The formula may sound unrealistically simple. The concept is simple, but achieving it isn’t.

Positioning means establishing your brand (your reputation) as an expert. Ideally, as a go-to resource in your field. You’ve heard it before, we’re certain, but we’ll try to explain this more thoroughly.

This goes beyond pure marketing – your positioning is built by both your online (or word-of-mouth) presence and reputation, but also the experience that current and past clients have with you.

In the translation world, we may sound like a broken record by telling you to specialise, but it remains the #1 most important aspect of market positioning.

The first step to positioning is to choose a niche. Go deeper than just “business” – that isn’t a niche. That’s the overall umbrella that your niche falls under.

A niche within business could be:

  • Press releases that get published
  • Pitch decks that please investors
  • Employee handbooks that actually get read and respected by employees

Get really good at translating one thing. Then help people with that. Get feedback.

If you don’t like marketing, you need a strong network and word-of-mouth strategy. That means encouraging your clients to talk about you and your niche expertise (phenomenal work will do that for you).

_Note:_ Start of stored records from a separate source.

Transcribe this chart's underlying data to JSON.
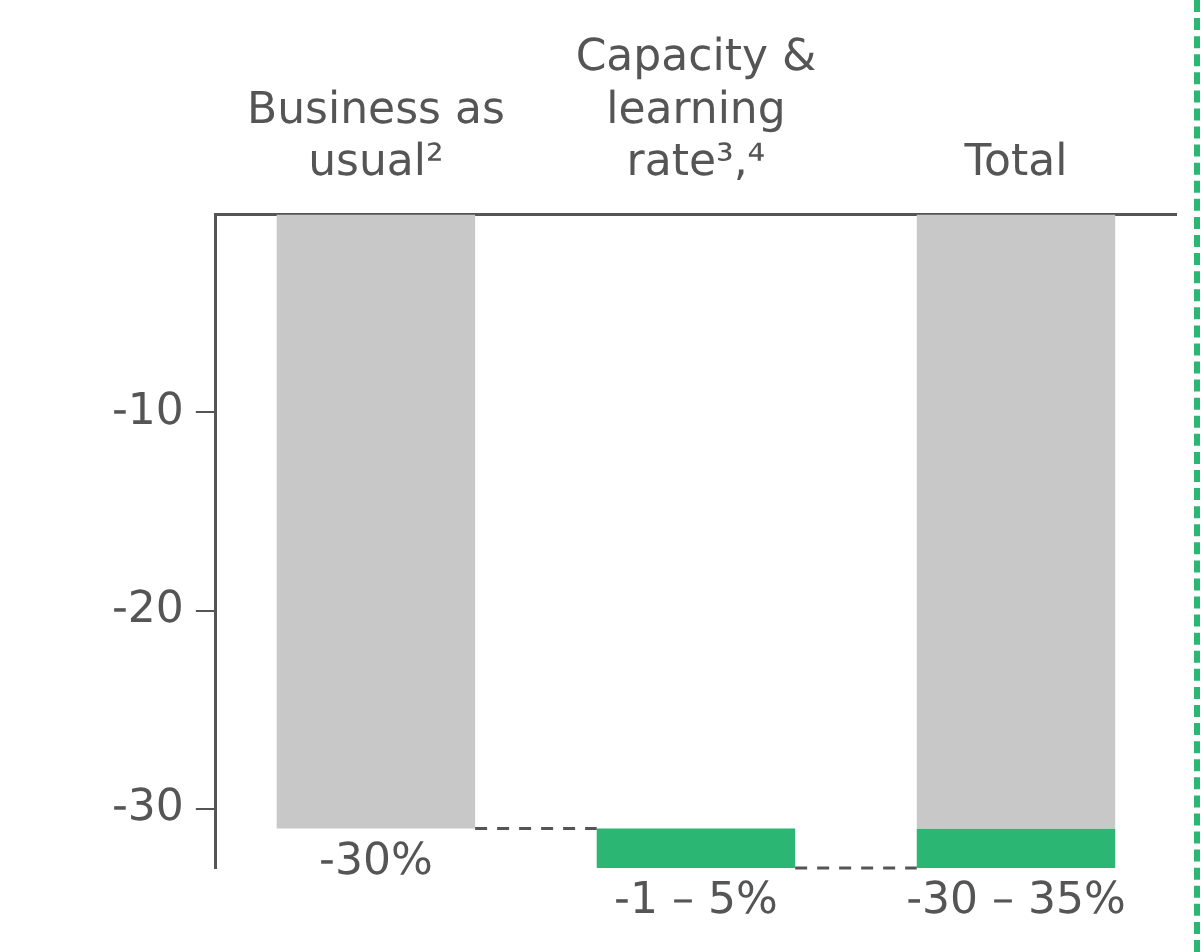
{
  "chart_data": {
    "type": "bar",
    "categories": [
      "Business as usual²",
      "Capacity & learning rate³,⁴",
      "Total"
    ],
    "series": [
      {
        "color": "#c8c8c8",
        "values": [
          -31,
          null,
          -31
        ],
        "base": [
          0,
          null,
          0
        ]
      },
      {
        "color": "#2bb673",
        "values": [
          null,
          -2,
          -2
        ],
        "base": [
          null,
          -31,
          -31
        ]
      }
    ],
    "ylim": [
      -33,
      0
    ],
    "yticks": [
      -10,
      -20,
      -30
    ],
    "grid": false,
    "legend": false,
    "annotations": [
      {
        "text": "-30%",
        "x": "Business as usual²",
        "y": -31
      },
      {
        "text": "-1 – 5%",
        "x": "Capacity & learning rate³,⁴",
        "y": -33
      },
      {
        "text": "-30 – 35%",
        "x": "Total",
        "y": -33
      }
    ]
  }
}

If you do like marketing, you still need a strong network. But you can influence it more by publishing content around your niche and its translation issues.

Positioning yourself in the market as the go-to for a narrow niche will attract people who want specific results – and will invest for it.

Work with a reviser

As long as your translations are bad or mediocre, you’ll keep getting bad clients.

No marketing or positioning will be able to change that.

If you got a good client once, your bad translations will make them run away.

So to make sure you’re worth your salt, get a partner to help you.

There is no premium translator in the industry that will tell you not to work with a reviser.

Premium rates offer no room for awkward phrasing, factual errors, mistranslations or worse – putting the client at risk. High-priced translations are that way for a reason.

Find someone you trust and make a pact to yourself to always use a reviser in your translation work from now on.

Always do your best

Even when you have bad clients, always do your best.

Think about it. Project managers don’t always stay at the same company.

Years later, they might move to another company that could become a direct client. Maybe they’ll start their own company. They’ll remember your excellent work and want you back.

Doing bad work when you feel the money isn’t worth it is a bad habit. One that’s hard to shake off. And it’ll be harder to do good work when you get good clients.

Every time you deliver anything, ask yourself the following questions:

  • Am I proud of this work?
  • Could this be improved in any way?
  • Does this truly provide the value and purpose it was meant to?
  • Did I do my very best?

As long as you are saying no to some of these questions, you will continue to attract bad clients.

Offer added value

As long as you offer a commodity, you will be treated like a commodity.

One way to ensure you’re giving value is to ask deeper questions.

Instead of just taking an English document and making it a French one, why not ask for the goals of doing so in the first place?

What will happen once this document is available in French? What can you do to make sure that goal is achieved?

This isn’t added value, it’s just general value that premium translators offer their clients.

Added value is going beyond the translation service.

For example, added value for marketing translations is understanding SEO – knowing how to research keywords and make sure they’re translated correctly.

Added value can also be having the qualifications to certify a translation or working with a reviser. You may know about conversion optimization and give recommendations on how to increase sales with your translation. Maybe you know how to use InDesign and save your clients a step in the translation process.

Think of ways you can help your clients get closer to their goals, and the bad clients will start to disappear.

What do you think of your clients today? Is there room for improvement?